After deploying Tensorflow we asked what would it take to do the same for
XGBoost, another very popular (though very different) machine learning library.
The conversation for that is here: dmlc/xgboost
#2032 with prototype code here
mrocklin/dask-xgboost. As with
TensorFlow, the integration is relatively straightforward (if perhaps a bit
simpler in this case). The challenge for me is that I have little concrete
experience with the applications that these libraries were designed to solve.
Feedback and collaboration from open source developers who use these libraries
in production is welcome.

Dask tutorial refactor

The dask/dask-tutorial project on
Github was originally written or PyData Seattle in July 2015 (roughly 19 months
ago). Dask has evolved substantially since then but this is still our only
educational material. Fortunately Martin
Durant is doing a pretty
serious rewrite, both correcting parts that are no longer modern API, and also
adding in new material around distributed computing and debugging.

Google Cloud Storage

Dask developers (mostly Martin) maintain libraries to help Python users connect
to distributed file systems like HDFS (with
hdfs3, S3 (with
s3fs, and Azure Data Lake (with
adlfs), which
subsequently become usable from Dask. Martin has been working on support for
Google Cloud Storage (with gcsfs) with
another small project that uses the same API.
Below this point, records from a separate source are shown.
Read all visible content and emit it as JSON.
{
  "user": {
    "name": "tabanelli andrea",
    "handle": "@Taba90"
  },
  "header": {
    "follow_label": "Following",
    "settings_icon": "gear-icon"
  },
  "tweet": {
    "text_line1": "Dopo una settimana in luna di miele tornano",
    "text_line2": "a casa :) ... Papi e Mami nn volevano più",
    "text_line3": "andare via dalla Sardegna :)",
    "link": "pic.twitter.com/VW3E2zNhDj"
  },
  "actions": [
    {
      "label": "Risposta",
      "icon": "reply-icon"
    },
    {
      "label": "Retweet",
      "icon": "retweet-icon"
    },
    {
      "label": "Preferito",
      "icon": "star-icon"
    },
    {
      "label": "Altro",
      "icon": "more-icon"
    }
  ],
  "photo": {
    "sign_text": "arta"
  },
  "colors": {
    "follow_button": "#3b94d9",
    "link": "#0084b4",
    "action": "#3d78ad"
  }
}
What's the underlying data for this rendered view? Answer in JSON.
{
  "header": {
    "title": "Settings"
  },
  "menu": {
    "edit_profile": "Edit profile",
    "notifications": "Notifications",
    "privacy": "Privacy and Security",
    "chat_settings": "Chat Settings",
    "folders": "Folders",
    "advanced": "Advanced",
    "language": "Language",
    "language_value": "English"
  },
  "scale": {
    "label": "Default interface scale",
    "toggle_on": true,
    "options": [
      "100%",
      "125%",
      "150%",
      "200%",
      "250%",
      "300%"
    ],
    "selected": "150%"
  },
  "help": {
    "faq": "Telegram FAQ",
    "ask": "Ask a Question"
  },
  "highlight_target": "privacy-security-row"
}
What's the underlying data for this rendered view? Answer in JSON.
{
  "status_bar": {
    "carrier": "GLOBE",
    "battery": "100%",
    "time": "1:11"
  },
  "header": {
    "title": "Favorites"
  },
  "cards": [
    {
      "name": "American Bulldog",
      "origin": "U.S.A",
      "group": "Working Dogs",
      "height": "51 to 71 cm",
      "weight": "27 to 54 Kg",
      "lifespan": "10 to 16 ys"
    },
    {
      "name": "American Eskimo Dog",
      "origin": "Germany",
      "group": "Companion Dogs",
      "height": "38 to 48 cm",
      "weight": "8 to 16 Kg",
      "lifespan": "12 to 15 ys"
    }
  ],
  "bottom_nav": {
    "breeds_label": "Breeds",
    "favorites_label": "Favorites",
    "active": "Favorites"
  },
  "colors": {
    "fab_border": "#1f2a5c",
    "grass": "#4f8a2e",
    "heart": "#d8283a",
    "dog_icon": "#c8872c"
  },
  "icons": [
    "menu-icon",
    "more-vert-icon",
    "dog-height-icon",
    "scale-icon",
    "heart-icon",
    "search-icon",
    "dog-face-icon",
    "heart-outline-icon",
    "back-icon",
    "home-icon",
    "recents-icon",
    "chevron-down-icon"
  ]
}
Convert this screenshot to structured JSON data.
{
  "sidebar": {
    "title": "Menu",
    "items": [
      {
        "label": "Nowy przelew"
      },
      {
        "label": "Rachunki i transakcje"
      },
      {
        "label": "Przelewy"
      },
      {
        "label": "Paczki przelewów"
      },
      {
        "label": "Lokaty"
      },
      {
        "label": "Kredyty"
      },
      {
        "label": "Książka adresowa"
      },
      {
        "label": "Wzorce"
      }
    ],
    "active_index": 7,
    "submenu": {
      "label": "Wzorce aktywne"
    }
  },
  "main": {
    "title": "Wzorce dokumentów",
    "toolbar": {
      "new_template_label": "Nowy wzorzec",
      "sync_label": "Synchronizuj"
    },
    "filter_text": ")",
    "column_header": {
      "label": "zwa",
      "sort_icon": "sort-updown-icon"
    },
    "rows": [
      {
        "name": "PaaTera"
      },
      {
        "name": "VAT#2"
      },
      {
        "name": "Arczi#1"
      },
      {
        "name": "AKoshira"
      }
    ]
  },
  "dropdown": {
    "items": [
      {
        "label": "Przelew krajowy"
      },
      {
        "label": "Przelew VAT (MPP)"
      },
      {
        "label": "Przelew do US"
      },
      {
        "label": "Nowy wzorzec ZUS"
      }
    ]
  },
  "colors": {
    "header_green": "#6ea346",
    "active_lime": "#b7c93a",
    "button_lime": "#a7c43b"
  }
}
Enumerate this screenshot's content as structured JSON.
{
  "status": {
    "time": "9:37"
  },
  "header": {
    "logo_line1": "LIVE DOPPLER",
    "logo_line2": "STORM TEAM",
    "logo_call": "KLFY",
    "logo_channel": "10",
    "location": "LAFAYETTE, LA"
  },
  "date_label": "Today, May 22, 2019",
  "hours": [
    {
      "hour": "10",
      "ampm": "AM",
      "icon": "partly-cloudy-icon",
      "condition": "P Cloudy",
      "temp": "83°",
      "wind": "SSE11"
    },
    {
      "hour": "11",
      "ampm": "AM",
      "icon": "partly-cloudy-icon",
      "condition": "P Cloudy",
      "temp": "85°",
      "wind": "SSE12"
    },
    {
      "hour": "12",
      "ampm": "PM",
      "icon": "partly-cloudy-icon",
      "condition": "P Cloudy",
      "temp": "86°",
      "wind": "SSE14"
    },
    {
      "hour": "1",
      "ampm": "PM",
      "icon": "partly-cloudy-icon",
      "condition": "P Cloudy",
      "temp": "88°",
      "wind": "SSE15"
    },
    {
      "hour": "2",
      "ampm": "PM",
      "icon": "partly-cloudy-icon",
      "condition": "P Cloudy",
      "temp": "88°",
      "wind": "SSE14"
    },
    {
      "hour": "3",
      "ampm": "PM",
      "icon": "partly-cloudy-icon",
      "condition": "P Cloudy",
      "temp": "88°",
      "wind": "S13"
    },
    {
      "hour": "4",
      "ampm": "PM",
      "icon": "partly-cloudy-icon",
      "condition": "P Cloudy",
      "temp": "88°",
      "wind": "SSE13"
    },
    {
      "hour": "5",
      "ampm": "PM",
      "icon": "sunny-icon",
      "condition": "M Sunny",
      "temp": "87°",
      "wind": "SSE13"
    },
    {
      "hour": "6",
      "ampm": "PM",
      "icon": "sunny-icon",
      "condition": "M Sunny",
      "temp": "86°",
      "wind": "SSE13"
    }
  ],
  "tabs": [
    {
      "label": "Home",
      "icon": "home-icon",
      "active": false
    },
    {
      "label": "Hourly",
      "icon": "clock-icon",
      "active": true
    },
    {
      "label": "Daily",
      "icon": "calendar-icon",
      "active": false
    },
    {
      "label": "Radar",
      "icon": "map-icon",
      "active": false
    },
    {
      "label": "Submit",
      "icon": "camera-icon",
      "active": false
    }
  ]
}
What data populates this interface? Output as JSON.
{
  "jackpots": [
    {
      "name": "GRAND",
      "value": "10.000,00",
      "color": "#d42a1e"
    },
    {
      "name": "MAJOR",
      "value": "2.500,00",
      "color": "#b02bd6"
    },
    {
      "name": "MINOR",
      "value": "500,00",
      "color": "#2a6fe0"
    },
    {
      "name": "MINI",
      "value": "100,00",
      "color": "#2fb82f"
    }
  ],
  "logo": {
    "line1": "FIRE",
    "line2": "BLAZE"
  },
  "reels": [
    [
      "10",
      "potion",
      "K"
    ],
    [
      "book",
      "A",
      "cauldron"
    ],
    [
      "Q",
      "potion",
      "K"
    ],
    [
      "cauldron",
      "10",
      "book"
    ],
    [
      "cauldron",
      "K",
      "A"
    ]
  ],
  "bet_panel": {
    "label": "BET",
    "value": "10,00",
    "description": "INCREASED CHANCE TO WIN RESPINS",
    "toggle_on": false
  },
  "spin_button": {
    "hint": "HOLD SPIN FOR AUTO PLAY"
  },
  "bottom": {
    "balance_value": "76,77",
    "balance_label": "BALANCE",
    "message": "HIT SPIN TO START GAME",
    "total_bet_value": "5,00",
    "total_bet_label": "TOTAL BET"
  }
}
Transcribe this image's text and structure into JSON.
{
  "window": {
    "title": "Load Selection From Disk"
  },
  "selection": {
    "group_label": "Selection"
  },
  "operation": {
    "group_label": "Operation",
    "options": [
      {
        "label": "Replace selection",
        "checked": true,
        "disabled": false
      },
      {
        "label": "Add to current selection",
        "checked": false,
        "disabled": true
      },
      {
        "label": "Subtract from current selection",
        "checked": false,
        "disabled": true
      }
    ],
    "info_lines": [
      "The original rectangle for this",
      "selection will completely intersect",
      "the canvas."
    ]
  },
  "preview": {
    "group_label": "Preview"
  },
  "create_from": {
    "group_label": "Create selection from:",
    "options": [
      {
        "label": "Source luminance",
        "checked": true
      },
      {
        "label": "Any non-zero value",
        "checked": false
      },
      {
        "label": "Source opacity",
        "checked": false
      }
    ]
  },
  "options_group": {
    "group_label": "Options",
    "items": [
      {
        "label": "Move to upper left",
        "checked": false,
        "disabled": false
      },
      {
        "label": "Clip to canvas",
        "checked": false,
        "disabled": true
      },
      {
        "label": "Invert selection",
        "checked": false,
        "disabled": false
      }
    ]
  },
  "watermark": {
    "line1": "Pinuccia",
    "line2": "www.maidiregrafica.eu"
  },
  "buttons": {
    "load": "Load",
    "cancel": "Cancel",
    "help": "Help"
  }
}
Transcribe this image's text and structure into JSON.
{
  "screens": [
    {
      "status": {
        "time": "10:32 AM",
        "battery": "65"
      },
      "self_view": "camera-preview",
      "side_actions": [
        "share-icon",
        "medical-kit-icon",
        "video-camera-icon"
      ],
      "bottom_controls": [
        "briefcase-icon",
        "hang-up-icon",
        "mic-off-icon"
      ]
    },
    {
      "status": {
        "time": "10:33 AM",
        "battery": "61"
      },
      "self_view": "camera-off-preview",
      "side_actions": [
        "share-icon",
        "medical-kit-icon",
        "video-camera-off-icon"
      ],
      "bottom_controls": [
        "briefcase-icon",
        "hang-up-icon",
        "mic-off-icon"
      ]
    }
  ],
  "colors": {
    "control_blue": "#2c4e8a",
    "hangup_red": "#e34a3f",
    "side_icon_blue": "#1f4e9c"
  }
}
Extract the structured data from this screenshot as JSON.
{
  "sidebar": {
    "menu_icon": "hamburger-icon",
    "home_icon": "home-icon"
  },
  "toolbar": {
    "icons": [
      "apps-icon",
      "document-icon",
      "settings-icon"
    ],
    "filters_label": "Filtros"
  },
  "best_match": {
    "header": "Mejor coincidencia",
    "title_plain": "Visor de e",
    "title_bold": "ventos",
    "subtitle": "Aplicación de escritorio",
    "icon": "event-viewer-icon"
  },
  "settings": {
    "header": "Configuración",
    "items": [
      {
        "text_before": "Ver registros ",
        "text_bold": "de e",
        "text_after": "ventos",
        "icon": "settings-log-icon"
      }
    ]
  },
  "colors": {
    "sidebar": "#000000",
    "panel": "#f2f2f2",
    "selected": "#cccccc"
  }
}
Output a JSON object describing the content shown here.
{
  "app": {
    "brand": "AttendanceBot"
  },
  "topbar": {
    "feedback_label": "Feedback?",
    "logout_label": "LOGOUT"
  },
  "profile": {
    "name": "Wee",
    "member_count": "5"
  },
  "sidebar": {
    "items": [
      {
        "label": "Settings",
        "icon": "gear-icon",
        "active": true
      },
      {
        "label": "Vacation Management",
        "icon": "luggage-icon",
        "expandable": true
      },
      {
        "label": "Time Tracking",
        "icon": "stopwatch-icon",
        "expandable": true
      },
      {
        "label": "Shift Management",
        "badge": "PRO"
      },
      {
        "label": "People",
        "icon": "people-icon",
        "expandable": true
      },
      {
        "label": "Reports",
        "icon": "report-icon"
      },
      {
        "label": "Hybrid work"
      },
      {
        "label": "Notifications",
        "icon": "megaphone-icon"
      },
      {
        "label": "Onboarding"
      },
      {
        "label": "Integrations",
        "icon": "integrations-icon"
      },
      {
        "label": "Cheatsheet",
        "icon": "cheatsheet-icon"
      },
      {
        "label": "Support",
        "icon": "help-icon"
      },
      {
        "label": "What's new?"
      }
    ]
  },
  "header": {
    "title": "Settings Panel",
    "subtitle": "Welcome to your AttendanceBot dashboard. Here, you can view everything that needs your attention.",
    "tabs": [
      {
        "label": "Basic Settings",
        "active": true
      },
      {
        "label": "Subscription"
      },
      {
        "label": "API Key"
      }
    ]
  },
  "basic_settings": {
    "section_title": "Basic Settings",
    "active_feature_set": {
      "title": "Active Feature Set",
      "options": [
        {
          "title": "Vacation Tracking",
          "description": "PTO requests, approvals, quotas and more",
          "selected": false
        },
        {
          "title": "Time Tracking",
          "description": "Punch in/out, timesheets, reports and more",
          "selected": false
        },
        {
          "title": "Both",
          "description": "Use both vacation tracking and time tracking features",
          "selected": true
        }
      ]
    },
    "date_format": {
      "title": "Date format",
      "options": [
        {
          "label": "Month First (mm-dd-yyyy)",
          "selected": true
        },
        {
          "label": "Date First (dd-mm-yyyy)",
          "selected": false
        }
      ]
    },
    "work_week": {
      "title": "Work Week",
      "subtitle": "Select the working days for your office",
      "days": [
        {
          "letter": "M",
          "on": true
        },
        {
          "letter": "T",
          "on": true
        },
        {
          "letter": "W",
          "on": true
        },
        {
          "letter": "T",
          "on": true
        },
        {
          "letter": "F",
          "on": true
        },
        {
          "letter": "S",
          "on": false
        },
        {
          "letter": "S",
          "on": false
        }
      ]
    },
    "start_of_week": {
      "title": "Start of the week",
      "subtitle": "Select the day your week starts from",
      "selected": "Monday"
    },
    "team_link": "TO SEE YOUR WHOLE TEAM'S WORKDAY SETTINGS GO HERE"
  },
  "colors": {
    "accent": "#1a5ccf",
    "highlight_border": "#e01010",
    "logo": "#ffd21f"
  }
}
Cleanup of Dask+SKLearn project

Last year Jim Crist published
three
great
blogposts about using Dask
with SKLearn. The result was a small library
dask-learn that had a variety of
features, some incredibly useful, like a cluster-ready Pipeline and
GridSearchCV, other less so. Because of the experimental nature of this work
we had labeled the library “not ready for use”, which drew some curious
responses from potential users.

Jim is now busy dusting off the project, removing less-useful parts and
generally reducing scope to strictly model-parallel algorithms.